Tip: Combine the preventive org policy with continuous detection in Lensix. The org policy stops new violations, and the bigquery_nocmk check catches anything created before the policy existed or in projects outside its scope.


Best practices

  • Match key and dataset location. A regional key only works with a dataset in the same region. For multi-region datasets (US, EU), use a multi-region key ring.
  • Enable automatic rotation. A 90-day rotation period is a common baseline. Older key versions remain available to decrypt data already encrypted with them, so rotation does not break existing tables.
  • Never grant broad KMS roles. The BigQuery service account needs only cryptoKeyEncrypterDecrypter on the specific key, not project-wide KMS admin.
  • Separate duties. Keep KMS key administration in a dedicated security project with its own IAM, away from the teams that consume the data. The key admin can revoke; the data team cannot.
  • Monitor key usage. Cloud Audit Logs records every encrypt and decrypt call. Alert on unexpected denials, which usually signal a misconfigured IAM binding or a job using the wrong key.
  • Document the recovery path. Because destroying a key version destroys the data, write down who can disable versus destroy keys, and protect destroy operations behind an approval workflow.

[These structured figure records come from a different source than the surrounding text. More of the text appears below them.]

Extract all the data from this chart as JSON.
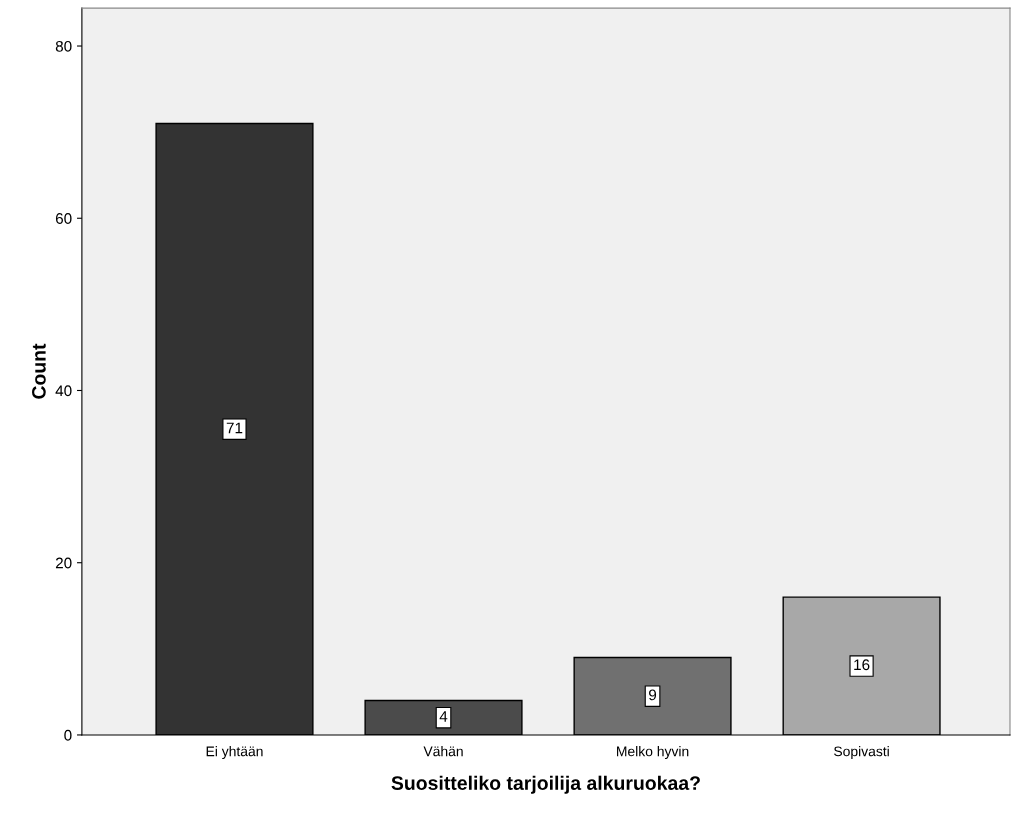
{
  "chart_data": {
    "type": "bar",
    "xlabel": "Suositteliko tarjoilija alkuruokaa?",
    "ylabel": "Count",
    "categories": [
      "Ei yhtään",
      "Vähän",
      "Melko hyvin",
      "Sopivasti"
    ],
    "values": [
      71,
      4,
      9,
      16
    ],
    "colors": [
      "#333333",
      "#4b4b4b",
      "#707070",
      "#a8a8a8"
    ],
    "ylim": [
      0,
      84.4
    ],
    "yticks": [
      0,
      20,
      40,
      60,
      80
    ],
    "data_labels": true,
    "grid": false
  }
}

Default encryption protects data from someone walking off with a disk. CMEK protects data from a compromised account, a careless export, or an auditor's checklist. They solve different problems, and for sensitive datasets you want both layers working together.

Once CMEK is in place and enforced by org policy, the bigquery_nocmk check should stay green. If it flips back to failing, that is a strong signal that a dataset was created outside your guardrails, which is worth investigating on its own.